I wrote dozens of songs during the '80s. I wrote very few during the '90s. The main reason for this is that I left my band, Kabbalah, behind when I left New York. Without a regular group of players, I lost the motivation to write. I did write a few interesting solo tunes during this time, but I've always found more inspiration in collaboration. To me, it's always been about taking different players with different influences and interests, and fusing them together to create a new sound. I love seeing what my players will come up with.
After I've played with a bunch of guys for a while, I start to anticipate what they will do, and it becomes easier to write for them. And so it was that by 2000 or 2001 I had gotten comfortable enough with the guys (and gal) in the Moshe Skier Band that I began to get the urge to write for them.

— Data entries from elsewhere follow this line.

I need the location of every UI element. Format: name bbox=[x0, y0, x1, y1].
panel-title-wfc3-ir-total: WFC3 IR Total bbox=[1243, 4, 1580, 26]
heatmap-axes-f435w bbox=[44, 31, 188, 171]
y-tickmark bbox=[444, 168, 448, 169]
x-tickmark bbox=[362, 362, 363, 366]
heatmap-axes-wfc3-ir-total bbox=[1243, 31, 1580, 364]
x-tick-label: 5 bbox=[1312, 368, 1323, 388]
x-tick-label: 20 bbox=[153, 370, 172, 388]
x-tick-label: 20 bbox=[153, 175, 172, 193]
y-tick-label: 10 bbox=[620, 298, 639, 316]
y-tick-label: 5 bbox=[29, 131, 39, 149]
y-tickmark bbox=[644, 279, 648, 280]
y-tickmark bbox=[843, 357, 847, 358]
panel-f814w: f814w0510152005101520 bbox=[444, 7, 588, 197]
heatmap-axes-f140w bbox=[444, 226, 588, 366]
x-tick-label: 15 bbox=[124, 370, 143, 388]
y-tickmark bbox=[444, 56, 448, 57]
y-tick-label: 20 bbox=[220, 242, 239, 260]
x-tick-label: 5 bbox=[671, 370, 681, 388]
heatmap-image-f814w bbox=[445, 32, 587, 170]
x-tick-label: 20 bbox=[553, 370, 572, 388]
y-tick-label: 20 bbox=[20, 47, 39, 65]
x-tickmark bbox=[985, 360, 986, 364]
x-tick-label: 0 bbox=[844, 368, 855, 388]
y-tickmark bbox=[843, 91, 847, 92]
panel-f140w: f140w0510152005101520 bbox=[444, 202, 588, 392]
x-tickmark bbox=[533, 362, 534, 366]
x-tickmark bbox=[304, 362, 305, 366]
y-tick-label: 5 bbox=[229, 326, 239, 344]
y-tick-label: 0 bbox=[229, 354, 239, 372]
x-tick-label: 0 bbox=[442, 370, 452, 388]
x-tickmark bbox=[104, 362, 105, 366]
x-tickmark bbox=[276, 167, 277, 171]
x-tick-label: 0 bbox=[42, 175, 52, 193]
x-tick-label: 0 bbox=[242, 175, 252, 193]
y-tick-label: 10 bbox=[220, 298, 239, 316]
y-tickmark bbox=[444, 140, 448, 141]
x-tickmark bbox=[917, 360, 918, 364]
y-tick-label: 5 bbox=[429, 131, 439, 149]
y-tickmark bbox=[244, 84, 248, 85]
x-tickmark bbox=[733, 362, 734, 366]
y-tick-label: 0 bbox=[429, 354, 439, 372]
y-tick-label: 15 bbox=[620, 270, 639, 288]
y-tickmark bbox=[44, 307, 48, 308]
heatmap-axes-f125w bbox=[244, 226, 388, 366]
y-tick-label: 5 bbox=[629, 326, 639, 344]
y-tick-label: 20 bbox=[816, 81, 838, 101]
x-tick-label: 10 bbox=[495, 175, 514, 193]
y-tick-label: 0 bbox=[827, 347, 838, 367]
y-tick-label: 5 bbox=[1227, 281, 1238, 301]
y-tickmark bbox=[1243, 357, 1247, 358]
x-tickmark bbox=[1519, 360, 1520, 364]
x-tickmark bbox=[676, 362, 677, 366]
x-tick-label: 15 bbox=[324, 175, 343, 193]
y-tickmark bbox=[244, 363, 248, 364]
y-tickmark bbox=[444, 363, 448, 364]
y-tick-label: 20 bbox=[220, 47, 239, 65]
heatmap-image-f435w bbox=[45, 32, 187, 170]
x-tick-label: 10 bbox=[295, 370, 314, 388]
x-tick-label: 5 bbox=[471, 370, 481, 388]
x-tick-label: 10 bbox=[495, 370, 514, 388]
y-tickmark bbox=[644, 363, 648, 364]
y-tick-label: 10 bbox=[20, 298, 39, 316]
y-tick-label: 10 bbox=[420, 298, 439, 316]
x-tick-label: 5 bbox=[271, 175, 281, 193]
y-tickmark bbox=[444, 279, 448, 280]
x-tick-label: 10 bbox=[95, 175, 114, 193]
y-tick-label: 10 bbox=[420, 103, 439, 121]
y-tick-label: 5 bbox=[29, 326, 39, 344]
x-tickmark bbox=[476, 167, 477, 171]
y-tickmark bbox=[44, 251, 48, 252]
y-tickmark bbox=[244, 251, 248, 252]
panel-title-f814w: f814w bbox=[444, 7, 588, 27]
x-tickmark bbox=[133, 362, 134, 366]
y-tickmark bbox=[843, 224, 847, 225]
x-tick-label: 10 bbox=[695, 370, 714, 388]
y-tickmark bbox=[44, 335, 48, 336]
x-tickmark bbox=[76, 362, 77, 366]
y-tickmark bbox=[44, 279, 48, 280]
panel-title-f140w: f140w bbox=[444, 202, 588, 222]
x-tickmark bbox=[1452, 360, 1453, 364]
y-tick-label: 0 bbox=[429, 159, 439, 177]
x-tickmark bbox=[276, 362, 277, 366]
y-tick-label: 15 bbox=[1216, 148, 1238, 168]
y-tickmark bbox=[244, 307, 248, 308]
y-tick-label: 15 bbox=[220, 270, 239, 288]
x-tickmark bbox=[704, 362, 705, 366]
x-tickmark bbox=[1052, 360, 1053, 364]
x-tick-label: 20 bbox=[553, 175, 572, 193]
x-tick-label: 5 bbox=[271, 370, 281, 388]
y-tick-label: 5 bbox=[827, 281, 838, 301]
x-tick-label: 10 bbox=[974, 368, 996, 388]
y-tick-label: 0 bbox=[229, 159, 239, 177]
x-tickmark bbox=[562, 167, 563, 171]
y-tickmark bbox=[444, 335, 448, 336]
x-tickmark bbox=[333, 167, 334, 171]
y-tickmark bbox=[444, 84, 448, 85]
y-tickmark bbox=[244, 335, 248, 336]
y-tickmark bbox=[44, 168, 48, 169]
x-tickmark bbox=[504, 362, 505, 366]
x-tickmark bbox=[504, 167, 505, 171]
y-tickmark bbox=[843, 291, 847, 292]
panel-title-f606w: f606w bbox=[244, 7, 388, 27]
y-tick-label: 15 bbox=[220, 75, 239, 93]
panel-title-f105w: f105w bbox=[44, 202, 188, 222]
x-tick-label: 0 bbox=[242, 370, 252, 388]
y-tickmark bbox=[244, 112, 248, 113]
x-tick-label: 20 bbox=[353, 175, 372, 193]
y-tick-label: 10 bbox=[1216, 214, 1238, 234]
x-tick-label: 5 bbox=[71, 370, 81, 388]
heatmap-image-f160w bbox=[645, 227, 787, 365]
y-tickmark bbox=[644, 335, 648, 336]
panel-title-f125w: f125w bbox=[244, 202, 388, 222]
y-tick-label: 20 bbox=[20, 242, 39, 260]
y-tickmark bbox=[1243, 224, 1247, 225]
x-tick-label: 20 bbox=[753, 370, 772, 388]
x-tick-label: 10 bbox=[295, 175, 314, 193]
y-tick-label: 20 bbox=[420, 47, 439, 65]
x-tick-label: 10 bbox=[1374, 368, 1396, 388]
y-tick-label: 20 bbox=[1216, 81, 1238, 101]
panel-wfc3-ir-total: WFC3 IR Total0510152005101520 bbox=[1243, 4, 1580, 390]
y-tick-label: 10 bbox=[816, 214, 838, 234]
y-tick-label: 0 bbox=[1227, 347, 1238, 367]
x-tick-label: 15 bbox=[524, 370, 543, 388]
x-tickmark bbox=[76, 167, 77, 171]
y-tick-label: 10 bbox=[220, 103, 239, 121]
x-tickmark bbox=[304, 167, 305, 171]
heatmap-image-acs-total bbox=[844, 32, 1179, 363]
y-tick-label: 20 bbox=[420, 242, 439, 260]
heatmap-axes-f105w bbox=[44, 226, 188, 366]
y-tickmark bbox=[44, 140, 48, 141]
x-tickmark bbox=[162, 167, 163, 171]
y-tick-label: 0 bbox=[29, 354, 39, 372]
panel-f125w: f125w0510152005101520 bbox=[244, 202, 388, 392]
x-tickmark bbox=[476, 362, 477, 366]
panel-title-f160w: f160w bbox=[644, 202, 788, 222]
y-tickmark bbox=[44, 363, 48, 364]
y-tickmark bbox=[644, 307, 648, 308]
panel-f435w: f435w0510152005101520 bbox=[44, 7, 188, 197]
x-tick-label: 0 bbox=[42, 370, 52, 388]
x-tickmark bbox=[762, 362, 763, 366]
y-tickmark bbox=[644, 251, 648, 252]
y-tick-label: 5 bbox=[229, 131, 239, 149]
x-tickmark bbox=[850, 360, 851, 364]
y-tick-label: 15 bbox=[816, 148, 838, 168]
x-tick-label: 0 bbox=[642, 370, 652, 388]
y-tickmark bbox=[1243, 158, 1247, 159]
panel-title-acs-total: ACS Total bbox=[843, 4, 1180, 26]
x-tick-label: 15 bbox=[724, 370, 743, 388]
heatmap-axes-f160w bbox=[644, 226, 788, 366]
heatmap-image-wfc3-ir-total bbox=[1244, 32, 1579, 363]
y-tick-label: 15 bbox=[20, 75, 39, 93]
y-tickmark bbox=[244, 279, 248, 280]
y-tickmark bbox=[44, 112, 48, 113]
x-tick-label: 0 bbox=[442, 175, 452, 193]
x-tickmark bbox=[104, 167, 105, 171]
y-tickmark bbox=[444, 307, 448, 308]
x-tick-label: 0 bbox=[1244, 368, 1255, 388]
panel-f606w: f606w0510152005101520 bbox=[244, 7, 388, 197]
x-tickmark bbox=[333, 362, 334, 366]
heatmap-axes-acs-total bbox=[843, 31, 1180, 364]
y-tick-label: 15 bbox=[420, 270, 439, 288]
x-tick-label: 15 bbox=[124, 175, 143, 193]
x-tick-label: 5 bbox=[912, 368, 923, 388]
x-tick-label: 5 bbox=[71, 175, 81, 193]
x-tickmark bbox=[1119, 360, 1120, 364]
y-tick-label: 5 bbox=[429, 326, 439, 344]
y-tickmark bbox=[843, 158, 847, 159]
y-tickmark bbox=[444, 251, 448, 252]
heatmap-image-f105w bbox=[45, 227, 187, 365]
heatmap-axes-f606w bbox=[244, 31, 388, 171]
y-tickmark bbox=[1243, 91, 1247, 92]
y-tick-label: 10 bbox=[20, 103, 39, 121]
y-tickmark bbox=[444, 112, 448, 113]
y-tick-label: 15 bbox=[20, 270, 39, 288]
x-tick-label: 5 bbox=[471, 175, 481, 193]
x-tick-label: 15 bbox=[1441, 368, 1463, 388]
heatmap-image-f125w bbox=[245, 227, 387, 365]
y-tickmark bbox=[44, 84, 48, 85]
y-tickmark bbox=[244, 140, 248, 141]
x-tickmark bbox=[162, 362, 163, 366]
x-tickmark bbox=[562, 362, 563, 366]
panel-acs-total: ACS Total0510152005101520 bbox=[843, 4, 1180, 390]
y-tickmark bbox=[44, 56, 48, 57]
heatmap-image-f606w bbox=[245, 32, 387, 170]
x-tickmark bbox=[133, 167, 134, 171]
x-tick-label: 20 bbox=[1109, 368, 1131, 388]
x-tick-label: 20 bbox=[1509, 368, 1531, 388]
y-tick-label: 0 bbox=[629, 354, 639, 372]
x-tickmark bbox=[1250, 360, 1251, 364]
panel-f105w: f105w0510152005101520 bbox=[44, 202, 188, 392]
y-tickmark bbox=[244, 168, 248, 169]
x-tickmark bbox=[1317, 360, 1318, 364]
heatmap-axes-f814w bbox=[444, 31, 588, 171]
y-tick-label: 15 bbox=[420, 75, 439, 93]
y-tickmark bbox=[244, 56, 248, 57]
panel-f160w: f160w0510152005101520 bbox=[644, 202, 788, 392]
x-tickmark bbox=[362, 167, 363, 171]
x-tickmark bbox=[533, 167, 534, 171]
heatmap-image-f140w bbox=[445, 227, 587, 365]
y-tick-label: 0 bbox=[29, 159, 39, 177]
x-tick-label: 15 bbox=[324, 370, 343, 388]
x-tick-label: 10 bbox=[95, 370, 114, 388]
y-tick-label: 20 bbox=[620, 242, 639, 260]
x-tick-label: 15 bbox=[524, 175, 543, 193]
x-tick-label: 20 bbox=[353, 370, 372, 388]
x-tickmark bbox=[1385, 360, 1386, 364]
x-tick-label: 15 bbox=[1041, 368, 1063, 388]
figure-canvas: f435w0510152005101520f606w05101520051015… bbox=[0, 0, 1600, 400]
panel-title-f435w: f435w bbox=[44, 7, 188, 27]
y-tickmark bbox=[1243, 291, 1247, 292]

Shoshanas Yaakov was my first new song in several years. I wanted something to play at an upcoming Purim Chagiga at the Yeshiva. Believe it or not, I originally wrote this for the acoustic guitar (and it still sounds good that way). Once I gave it to the band though, it took on completely different overtones. It has a distinct Rush influence, courtesy of our former drummer, and you may hear bits of Clapton or Ringo Starr in there as well. If you dig down into the radio.blog on the sidebar, you can hear the original version, with keyboards and violin.
Around that same time, I also wrote Hashkivenu. The drummer and I shared a deep appreciation of The Eagles ("Wait for the roto-tom solo!") and I wanted to write something in that style. I wanted to invoke "Peaceful Easy Feeling," and I think the original version (again, with a violin solo) did a nice job of this. But the drummer left the band, as did the violinist, and for some reason, the song just wasn't working for me anymore.
Then I started doing more acoustic guitar work and decided to try playing it on guitar instead of bass, tightened up the tempo a bit, and suddenly it became one of my favorite songs. Also, having the different instrumentation adds a little variety to the show. The only problem is that I do miss the bassline. I think Mendel does a great job playing the violin part that I wrote.